Памятниками американской теме стали главные русские тексты этой эпохи — Что делать? Чернышевского и Бесы Достоевского. В обоих романах Америка играет важнейшую закадровую роль: другое место, откуда вышли, о котором мечтают, куда исчезают и откуда возвращаются главные действующие лица.

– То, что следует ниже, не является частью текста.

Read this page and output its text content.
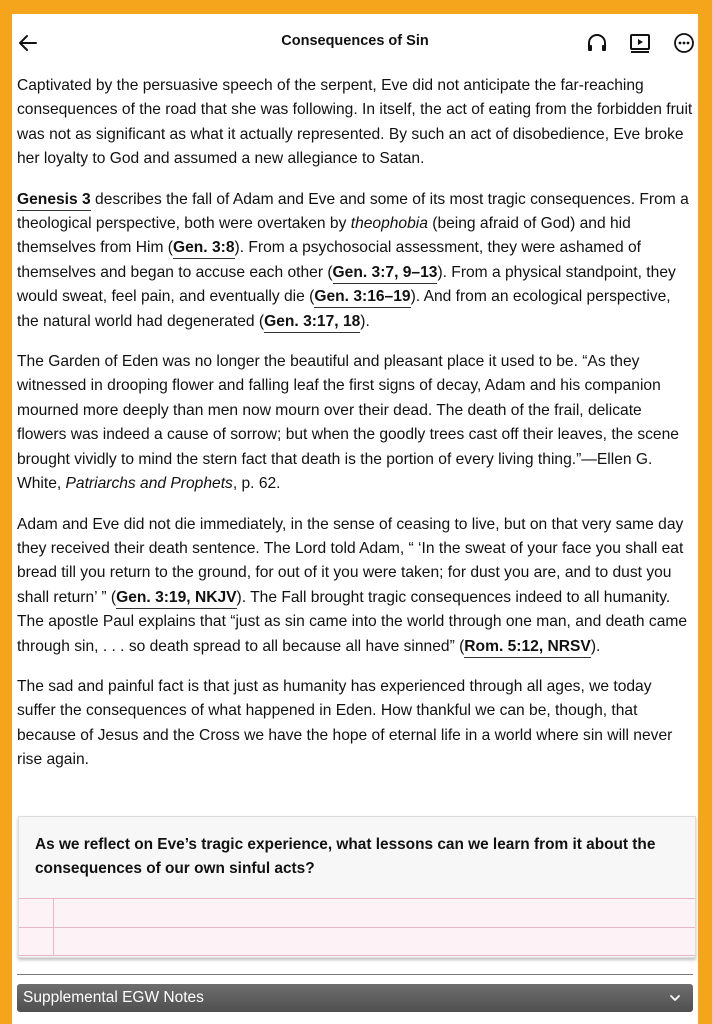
Consequences of Sin

Captivated by the persuasive speech of the serpent, Eve did not anticipate the far-reaching consequences of the road that she was following. In itself, the act of eating from the forbidden fruit was not as significant as what it actually represented. By such an act of disobedience, Eve broke her loyalty to God and assumed a new allegiance to Satan.

Genesis 3 describes the fall of Adam and Eve and some of its most tragic consequences. From a theological perspective, both were overtaken by theophobia (being afraid of God) and hid themselves from Him (Gen. 3:8). From a psychosocial assessment, they were ashamed of themselves and began to accuse each other (Gen. 3:7, 9–13). From a physical standpoint, they would sweat, feel pain, and eventually die (Gen. 3:16–19). And from an ecological perspective, the natural world had degenerated (Gen. 3:17, 18).

The Garden of Eden was no longer the beautiful and pleasant place it used to be. “As they witnessed in drooping flower and falling leaf the first signs of decay, Adam and his companion mourned more deeply than men now mourn over their dead. The death of the frail, delicate flowers was indeed a cause of sorrow; but when the goodly trees cast off their leaves, the scene brought vividly to mind the stern fact that death is the portion of every living thing.”—Ellen G. White, Patriarchs and Prophets, p. 62.

Adam and Eve did not die immediately, in the sense of ceasing to live, but on that very same day they received their death sentence. The Lord told Adam, “ ‘In the sweat of your face you shall eat bread till you return to the ground, for out of it you were taken; for dust you are, and to dust you shall return’ ” (Gen. 3:19, NKJV). The Fall brought tragic consequences indeed to all humanity. The apostle Paul explains that “just as sin came into the world through one man, and death came through sin, . . . so death spread to all because all have sinned” (Rom. 5:12, NRSV).

The sad and painful fact is that just as humanity has experienced through all ages, we today suffer the consequences of what happened in Eden. How thankful we can be, though, that because of Jesus and the Cross we have the hope of eternal life in a world where sin will never rise again.

As we reflect on Eve’s tragic experience, what lessons can we learn from it about the consequences of our own sinful acts?
Supplemental EGW Notes
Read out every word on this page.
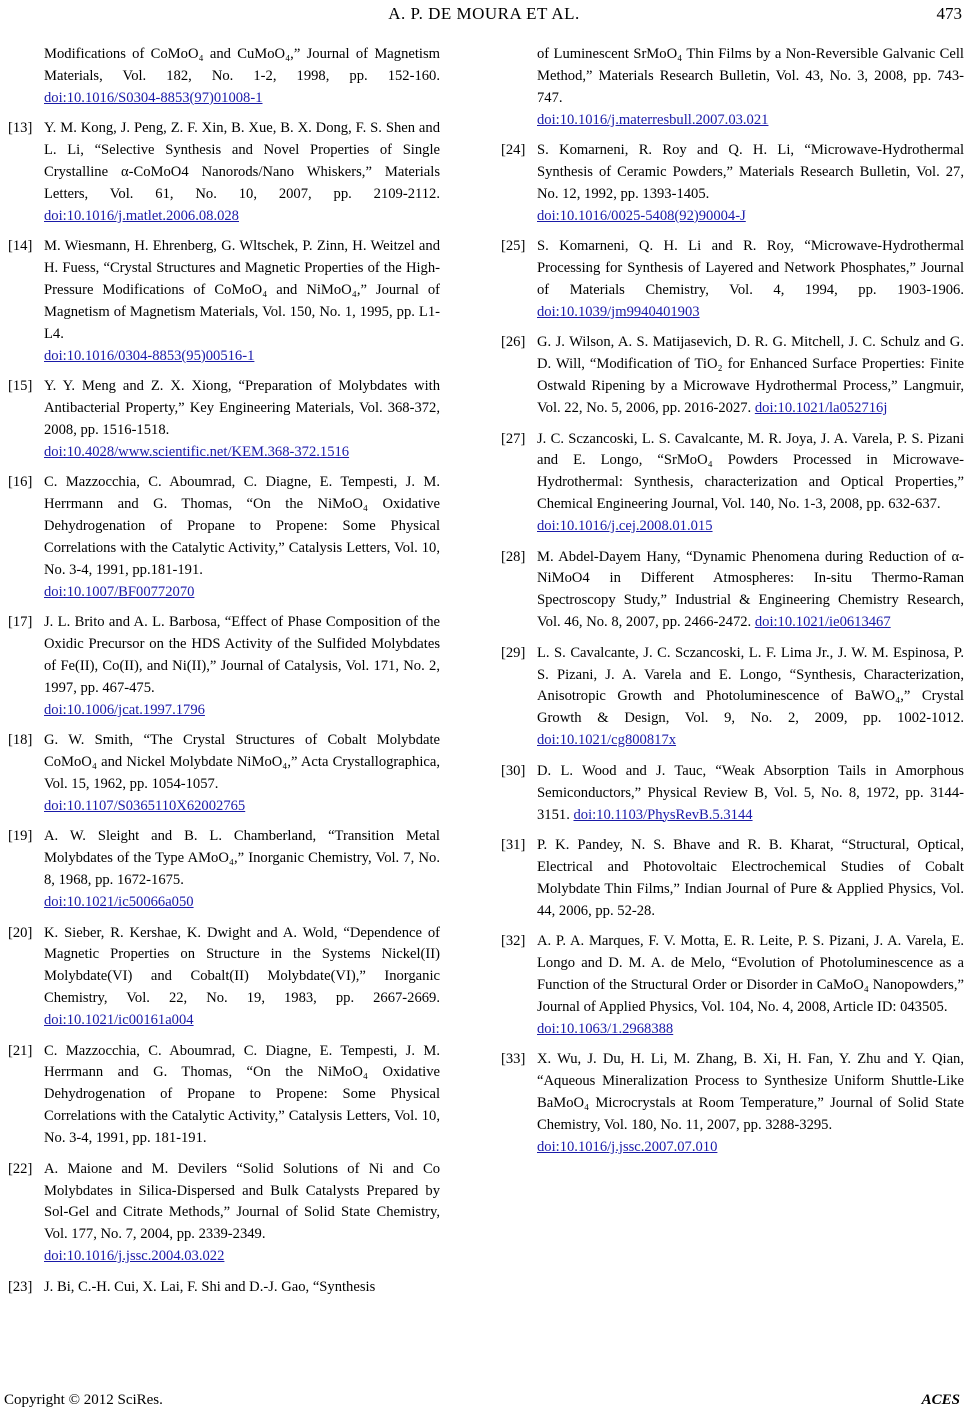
A. P. DE MOURA ET AL.	473
Modifications of CoMoO₄ and CuMoO₄,” Journal of Magnetism Materials, Vol. 182, No. 1-2, 1998, pp. 152-160. doi:10.1016/S0304-8853(97)01008-1
[13] Y. M. Kong, J. Peng, Z. F. Xin, B. Xue, B. X. Dong, F. S. Shen and L. Li, “Selective Synthesis and Novel Properties of Single Crystalline α-CoMoO4 Nanorods/Nano Whiskers,” Materials Letters, Vol. 61, No. 10, 2007, pp. 2109-2112. doi:10.1016/j.matlet.2006.08.028
[14] M. Wiesmann, H. Ehrenberg, G. Wltschek, P. Zinn, H. Weitzel and H. Fuess, “Crystal Structures and Magnetic Properties of the High-Pressure Modifications of CoMoO₄ and NiMoO₄,” Journal of Magnetism of Magnetism Materials, Vol. 150, No. 1, 1995, pp. L1-L4.
doi:10.1016/0304-8853(95)00516-1
[15] Y. Y. Meng and Z. X. Xiong, “Preparation of Molybdates with Antibacterial Property,” Key Engineering Materials, Vol. 368-372, 2008, pp. 1516-1518.
doi:10.4028/www.scientific.net/KEM.368-372.1516
[16] C. Mazzocchia, C. Aboumrad, C. Diagne, E. Tempesti, J. M. Herrmann and G. Thomas, “On the NiMoO₄ Oxidative Dehydrogenation of Propane to Propene: Some Physical Correlations with the Catalytic Activity,” Catalysis Letters, Vol. 10, No. 3-4, 1991, pp.181-191.
doi:10.1007/BF00772070
[17] J. L. Brito and A. L. Barbosa, “Effect of Phase Composition of the Oxidic Precursor on the HDS Activity of the Sulfided Molybdates of Fe(II), Co(II), and Ni(II),” Journal of Catalysis, Vol. 171, No. 2, 1997, pp. 467-475.
doi:10.1006/jcat.1997.1796
[18] G. W. Smith, “The Crystal Structures of Cobalt Molybdate CoMoO₄ and Nickel Molybdate NiMoO₄,” Acta Crystallographica, Vol. 15, 1962, pp. 1054-1057.
doi:10.1107/S0365110X62002765
[19] A. W. Sleight and B. L. Chamberland, “Transition Metal Molybdates of the Type AMoO₄,” Inorganic Chemistry, Vol. 7, No. 8, 1968, pp. 1672-1675.
doi:10.1021/ic50066a050
[20] K. Sieber, R. Kershae, K. Dwight and A. Wold, “Dependence of Magnetic Properties on Structure in the Systems Nickel(II) Molybdate(VI) and Cobalt(II) Molybdate(VI),” Inorganic Chemistry, Vol. 22, No. 19, 1983, pp. 2667-2669. doi:10.1021/ic00161a004
[21] C. Mazzocchia, C. Aboumrad, C. Diagne, E. Tempesti, J. M. Herrmann and G. Thomas, “On the NiMoO₄ Oxidative Dehydrogenation of Propane to Propene: Some Physical Correlations with the Catalytic Activity,” Catalysis Letters, Vol. 10, No. 3-4, 1991, pp. 181-191.
[22] A. Maione and M. Devilers “Solid Solutions of Ni and Co Molybdates in Silica-Dispersed and Bulk Catalysts Prepared by Sol-Gel and Citrate Methods,” Journal of Solid State Chemistry, Vol. 177, No. 7, 2004, pp. 2339-2349.
doi:10.1016/j.jssc.2004.03.022
[23] J. Bi, C.-H. Cui, X. Lai, F. Shi and D.-J. Gao, “Synthesis
of Luminescent SrMoO₄ Thin Films by a Non-Reversible Galvanic Cell Method,” Materials Research Bulletin, Vol. 43, No. 3, 2008, pp. 743-747.
doi:10.1016/j.materresbull.2007.03.021
[24] S. Komarneni, R. Roy and Q. H. Li, “Microwave-Hydrothermal Synthesis of Ceramic Powders,” Materials Research Bulletin, Vol. 27, No. 12, 1992, pp. 1393-1405.
doi:10.1016/0025-5408(92)90004-J
[25] S. Komarneni, Q. H. Li and R. Roy, “Microwave-Hydrothermal Processing for Synthesis of Layered and Network Phosphates,” Journal of Materials Chemistry, Vol. 4, 1994, pp. 1903-1906. doi:10.1039/jm9940401903
[26] G. J. Wilson, A. S. Matijasevich, D. R. G. Mitchell, J. C. Schulz and G. D. Will, “Modification of TiO₂ for Enhanced Surface Properties: Finite Ostwald Ripening by a Microwave Hydrothermal Process,” Langmuir, Vol. 22, No. 5, 2006, pp. 2016-2027. doi:10.1021/la052716j
[27] J. C. Sczancoski, L. S. Cavalcante, M. R. Joya, J. A. Varela, P. S. Pizani and E. Longo, “SrMoO₄ Powders Processed in Microwave-Hydrothermal: Synthesis, characterization and Optical Properties,” Chemical Engineering Journal, Vol. 140, No. 1-3, 2008, pp. 632-637.
doi:10.1016/j.cej.2008.01.015
[28] M. Abdel-Dayem Hany, “Dynamic Phenomena during Reduction of α-NiMoO4 in Different Atmospheres: In-situ Thermo-Raman Spectroscopy Study,” Industrial & Engineering Chemistry Research, Vol. 46, No. 8, 2007, pp. 2466-2472. doi:10.1021/ie0613467
[29] L. S. Cavalcante, J. C. Sczancoski, L. F. Lima Jr., J. W. M. Espinosa, P. S. Pizani, J. A. Varela and E. Longo, “Synthesis, Characterization, Anisotropic Growth and Photoluminescence of BaWO₄,” Crystal Growth & Design, Vol. 9, No. 2, 2009, pp. 1002-1012. doi:10.1021/cg800817x
[30] D. L. Wood and J. Tauc, “Weak Absorption Tails in Amorphous Semiconductors,” Physical Review B, Vol. 5, No. 8, 1972, pp. 3144-3151. doi:10.1103/PhysRevB.5.3144
[31] P. K. Pandey, N. S. Bhave and R. B. Kharat, “Structural, Optical, Electrical and Photovoltaic Electrochemical Studies of Cobalt Molybdate Thin Films,” Indian Journal of Pure & Applied Physics, Vol. 44, 2006, pp. 52-28.
[32] A. P. A. Marques, F. V. Motta, E. R. Leite, P. S. Pizani, J. A. Varela, E. Longo and D. M. A. de Melo, “Evolution of Photoluminescence as a Function of the Structural Order or Disorder in CaMoO₄ Nanopowders,” Journal of Applied Physics, Vol. 104, No. 4, 2008, Article ID: 043505.
doi:10.1063/1.2968388
[33] X. Wu, J. Du, H. Li, M. Zhang, B. Xi, H. Fan, Y. Zhu and Y. Qian, “Aqueous Mineralization Process to Synthesize Uniform Shuttle-Like BaMoO₄ Microcrystals at Room Temperature,” Journal of Solid State Chemistry, Vol. 180, No. 11, 2007, pp. 3288-3295.
doi:10.1016/j.jssc.2007.07.010
Copyright © 2012 SciRes.	ACES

Если русских западников традиционно делили по их симпатиям на англо- и галлофилов, то Чернышевского в его самый продуктивный период — до ареста, почти совпавшего с Гражданской войной в Новом Свете, — следует считать скорее «американистом». Действительно, Америка имела для него особое значение: образец социального прогресса, основанного на знании и Просвещении; пример освобождения рабов и победоносной Гражданской войны; модель, которую он предлагал демократической России. Осведомленность Чернышевского в американских реалиях выразилась в обильной и профессиональной публицистике [159] . Написав немало, трезво и компетентно о рабовладении и Гражданской войне, более интимные свои чувства Чернышевский воплотил в своем знаменитом романе.
159
См., например, его детальный обзор американских дел в «Современнике», 1861 (Полное собрание сочинений. М.: ГИХЛ, 1950. Т. 7. С. 909–923), непосредственно предшествовавший «Что делать?».

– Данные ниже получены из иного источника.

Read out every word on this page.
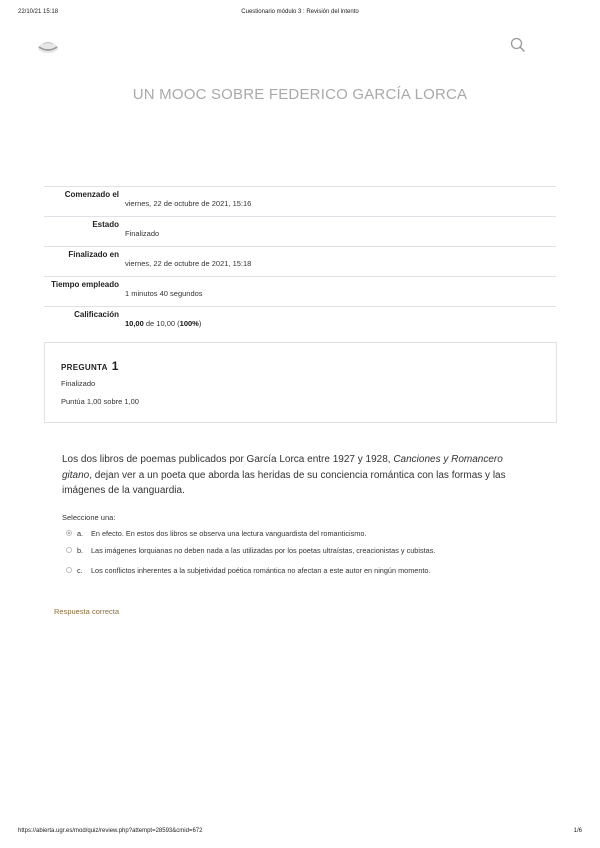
22/10/21 15:18	Cuestionario módulo 3 : Revisión del intento
UN MOOC SOBRE FEDERICO GARCÍA LORCA
Comenzado el
viernes, 22 de octubre de 2021, 15:16
Estado
Finalizado
Finalizado en
viernes, 22 de octubre de 2021, 15:18
Tiempo empleado
1 minutos 40 segundos
Calificación
10,00 de 10,00 (100%)
PREGUNTA 1
Finalizado
Puntúa 1,00 sobre 1,00
Los dos libros de poemas publicados por García Lorca entre 1927 y 1928, Canciones y Romancero gitano, dejan ver a un poeta que aborda las heridas de su conciencia romántica con las formas y las imágenes de la vanguardia.
Seleccione una:
a. En efecto. En estos dos libros se observa una lectura vanguardista del romanticismo.
b. Las imágenes lorquianas no deben nada a las utilizadas por los poetas ultraístas, creacionistas y cubistas.
c. Los conflictos inherentes a la subjetividad poética romántica no afectan a este autor en ningún momento.
Respuesta correcta
https://abierta.ugr.es/mod/quiz/review.php?attempt=28593&cmid=672	1/6
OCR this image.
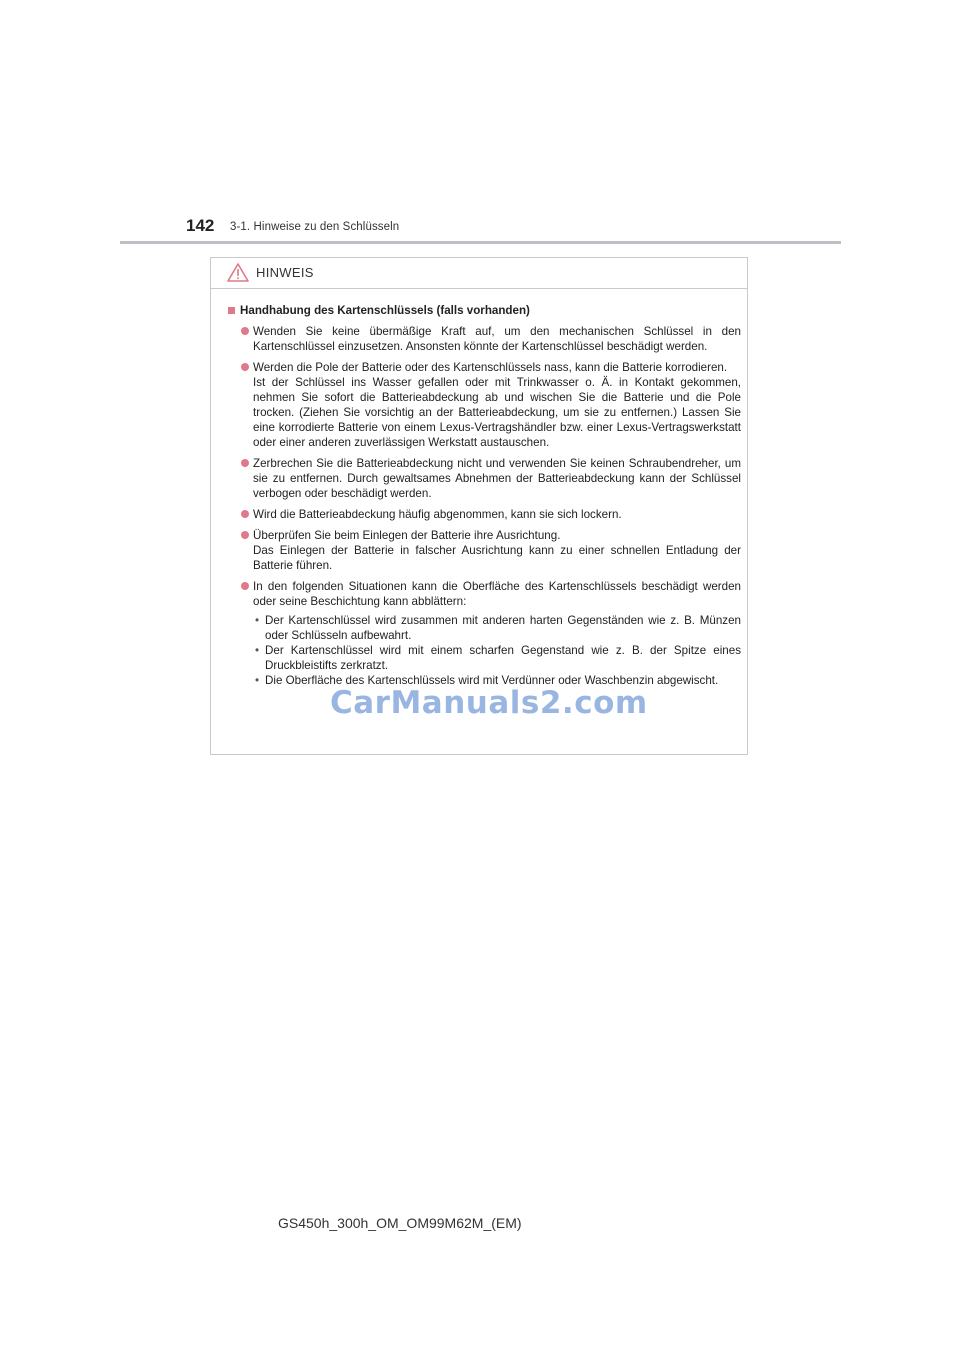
142 3-1. Hinweise zu den Schlüsseln
HINWEIS
Handhabung des Kartenschlüssels (falls vorhanden)

Wenden Sie keine übermäßige Kraft auf, um den mechanischen Schlüssel in den Kartenschlüssel einzusetzen. Ansonsten könnte der Kartenschlüssel beschädigt werden.

Werden die Pole der Batterie oder des Kartenschlüssels nass, kann die Batterie korrodieren.

Ist der Schlüssel ins Wasser gefallen oder mit Trinkwasser o. Ä. in Kontakt gekommen, nehmen Sie sofort die Batterieabdeckung ab und wischen Sie die Batterie und die Pole trocken. (Ziehen Sie vorsichtig an der Batterieabdeckung, um sie zu entfernen.) Lassen Sie eine korrodierte Batterie von einem Lexus-Vertragshändler bzw. einer Lexus-Vertragswerkstatt oder einer anderen zuverlässigen Werkstatt austauschen.

Zerbrechen Sie die Batterieabdeckung nicht und verwenden Sie keinen Schraubendreher, um sie zu entfernen. Durch gewaltsames Abnehmen der Batterieabdeckung kann der Schlüssel verbogen oder beschädigt werden.

Wird die Batterieabdeckung häufig abgenommen, kann sie sich lockern.

Überprüfen Sie beim Einlegen der Batterie ihre Ausrichtung.

Das Einlegen der Batterie in falscher Ausrichtung kann zu einer schnellen Entladung der Batterie führen.

In den folgenden Situationen kann die Oberfläche des Kartenschlüssels beschädigt werden oder seine Beschichtung kann abblättern:

• Der Kartenschlüssel wird zusammen mit anderen harten Gegenständen wie z. B. Münzen oder Schlüsseln aufbewahrt.
• Der Kartenschlüssel wird mit einem scharfen Gegenstand wie z. B. der Spitze eines Druckbleistifts zerkratzt.
• Die Oberfläche des Kartenschlüssels wird mit Verdünner oder Waschbenzin abgewischt.
CarManuals2.com
GS450h_300h_OM_OM99M62M_(EM)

Когда Вера Павловна вступает в плотские отношения с другим мужчиной, Лопухов инсценирует самоубийство и уезжает в Америку. Тут на сцену вступает Рахметов, который недавно, как раз накануне собственного отъезда в Америку, пережил свое «перерождение». Оторвавшись от «Толкования на Апокалипсис», Рахметов преподает Вере Павловне новую сексуальную этику; он даже назван в тексте «великим психологом». Согласно Рахметову, естественные желания следует удовлетворять в отличие от неестественных желаний, от которых следует лечиться. Чувство Веры Павловны к ее любовнику является естественным; ревность же есть неестественное чувство, от которого развитый человек должен освободить себя. В сложившейся ситуации развитым людям следовало бы жить всем вместе. «Очень спокойно могли вы все трое жить по-прежнему […] как-нибудь переместиться всем на одну квартиру […] только совершенно без всякого расстройства, и по-прежнему пить чай втроем, и по-прежнему ездить в оперу втроем» [160] . Со своим героем соглашается автор: «О сколько наслаждений развитому человеку! Даже то, что другой чувствует как жертву, горе, он чувствует как удовлетворение себе, как наслаждение, а для радостей так открыто его сердце, и как много их у него!» Поразительно, что это говорит тот самый Рахметов — и тот самый Чернышевский, — которых поколения читателей считали примерами революционного аскетизма. Рекомендации не ограничивались ни изображенным в романе адюльтером, ни даже жизнью втроем. Наоборот: «теперь Кирсановы составляют центр уже довольно большого числа семейств […] живущих так же ладно и счастливо, как они, и точно таких же по своим понятиям». В противоположность тому, что думали поколения читателей, Чернышевский призывал их не к лишениям, а к наслаждениям; не к аскетизму, а, наоборот, к гедонизму, правда очень своеобразному. Прочитав в сибирской ссылке рассказы Захер-Мазоха, Чернышевский считал этого писателя «много выше Флобера» [161] . Симпатия была взаимной: Мазох цитировал Чернышевского в Венере в мехах.
160
Чернышевский Н. Г. Что делать? С. 227, 233 и 123.
161
Чернышевский Н. Г. Полное собрание сочинений. Т. 15. С. 286. Это неожиданное свидетельство литературных вкусов цитируется в «Даре»; и правда, оно убедительно соответствует тому мазохистскому образу Чернышевского, который выведен в романе Набокова.